Los Angeles is a world class city. I was certain from the moment I saw the US Customs and Border Protection Service (?) describing itself as 'a world class law enforcement service' at immigration.
Everyone thinks I am gay, including gay guys and girls I am hitting on. A number of misconceptions have been quashed. For one, having seen a variety of corn-fed Americans in England, I have realised that Angelenos brown, white and black are largely shorter than me. It is true that LA Asians have achieved or exceeded height parity with their cohabitants, but that's pretty short.
Next, Angelenos are generally not fat. Taking the train (after a shuttle bus) into and out of the city to Hollywood, the relatively poor commuters were almost entirely well fit. The only particular concentration of fat people I have seen was in the Mission de Los Angelos de la Reina so on and so on puebla theme church on the site of the old Chinatown in the city. These presumably middleclass Latino families were pretty tubby, kids especially. I'm pretty sure the parents had me spotted as an overfriendly Irish priest, so I couldn't quiz them on their diet. I saw a freeway mural nearby with aspirational kids playing in a sort of zero sum ascent of man, two Latinos, two whites, two blacks and an Asian, which I would say would be about an accurate spread for LA County. The relocated Chinatown is the biggest and most Westernised Chinatown I have ever seen (I got some pho at a Vietnamese restaurant with some kind of capsicum or unpickled jalepenos on the side! No pizzle in 'the lot'); first I wondered what the point was, then I didn't.
LA is one of the most pedestrian friendly cities I have ever seen. Granted, this is because there's no-one else on the footpaths and I am yet to be mugged, but it's really easy to get around if you're after a scenic stroll.
Boganwear is very big in West Hollywood, LA's marginally gay area. The accountancy bogans of Richmond have plenty to look forward to when they exhaust supplies of Elwood, Lonsdale and Industrie kit. I think I saw a soft toy sewed onto a shirt.
People are strangely upfront about their tastes. I saw a black guy with all his windows open cranking G'n'f'n'R, for example. Jim Steinmann tribute hour is every hour in most restaurants. I read about the 'Soap Locks' of New York circa 1880, whom I think resonate in LA's many examples of the sort of kids you see around Melbourne dressing like people in 1994 dressing like punks in 1985 trying to evoke 1976.
Went for a walk up something steep called Hollywood Drive. Pretty intriguing; nobody else walking up it, but a few dicks on motorbikes.
I think they water down the already weak ales here. Hard to get drunk. LA food seems to have passed through first a process of dumbing down, then of weirding up. Think McDonald's Greek Lamb Souvlaki Wrap and apply it to any food you can think of. But that's fun. Pink's hotdog stand was extraordinary... a fifteen minute wait for a premasticated frankfurt on a sugary bun, but it was so crap it had to be authentic.
Saw a band play in a little bar on Melrose.
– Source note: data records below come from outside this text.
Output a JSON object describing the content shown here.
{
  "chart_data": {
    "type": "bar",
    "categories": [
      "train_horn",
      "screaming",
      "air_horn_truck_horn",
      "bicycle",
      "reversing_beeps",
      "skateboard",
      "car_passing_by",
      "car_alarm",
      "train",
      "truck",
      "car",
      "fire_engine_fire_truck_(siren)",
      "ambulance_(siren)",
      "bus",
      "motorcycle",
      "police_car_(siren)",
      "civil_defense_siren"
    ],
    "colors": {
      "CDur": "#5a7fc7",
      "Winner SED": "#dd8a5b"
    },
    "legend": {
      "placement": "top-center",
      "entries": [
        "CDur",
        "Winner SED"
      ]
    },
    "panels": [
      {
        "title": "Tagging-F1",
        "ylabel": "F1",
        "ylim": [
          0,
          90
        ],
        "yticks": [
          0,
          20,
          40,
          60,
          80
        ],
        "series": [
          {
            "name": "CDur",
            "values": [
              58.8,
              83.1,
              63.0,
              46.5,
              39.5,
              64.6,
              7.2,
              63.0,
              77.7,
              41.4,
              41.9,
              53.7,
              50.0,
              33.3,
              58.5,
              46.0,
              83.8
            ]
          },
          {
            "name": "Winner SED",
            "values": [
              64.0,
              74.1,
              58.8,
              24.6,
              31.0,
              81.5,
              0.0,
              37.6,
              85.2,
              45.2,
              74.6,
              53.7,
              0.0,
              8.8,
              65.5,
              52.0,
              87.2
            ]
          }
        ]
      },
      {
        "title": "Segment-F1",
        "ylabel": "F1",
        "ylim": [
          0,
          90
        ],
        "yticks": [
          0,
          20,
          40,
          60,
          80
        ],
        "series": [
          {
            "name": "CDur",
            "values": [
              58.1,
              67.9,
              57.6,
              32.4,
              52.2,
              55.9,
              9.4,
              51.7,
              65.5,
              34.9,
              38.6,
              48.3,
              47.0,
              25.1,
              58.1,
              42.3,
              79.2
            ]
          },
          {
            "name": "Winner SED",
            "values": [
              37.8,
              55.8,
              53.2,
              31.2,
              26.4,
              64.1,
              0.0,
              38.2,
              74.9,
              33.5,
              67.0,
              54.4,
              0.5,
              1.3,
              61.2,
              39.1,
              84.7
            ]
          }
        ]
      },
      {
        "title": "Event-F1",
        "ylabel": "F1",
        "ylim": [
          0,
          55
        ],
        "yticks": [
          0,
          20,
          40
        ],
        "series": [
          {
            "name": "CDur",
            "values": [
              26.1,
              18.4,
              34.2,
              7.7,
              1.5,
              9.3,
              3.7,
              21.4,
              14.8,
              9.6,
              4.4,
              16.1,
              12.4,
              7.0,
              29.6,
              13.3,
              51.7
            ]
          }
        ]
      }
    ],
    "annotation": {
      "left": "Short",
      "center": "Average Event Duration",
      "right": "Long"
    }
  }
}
Was impressed both by the essential crappiness of the music and the professionalism of the vocalists and players. They are certain to make it, they must do. Abominable outfit, the rhythm section with Morrisseyesque bouffants underlaid by bald patches. Met some cool people at another bar and talked Cheap Trick and GBV and Mexicans (two blokes recently and respectively mugged and jumped (a form of mugging with no financial transaction; purely for fun)) by some variant of Wabs that I couldn't understand. Told the qualified electrician to apply for skilled migration to Southeast Queensland ASAP.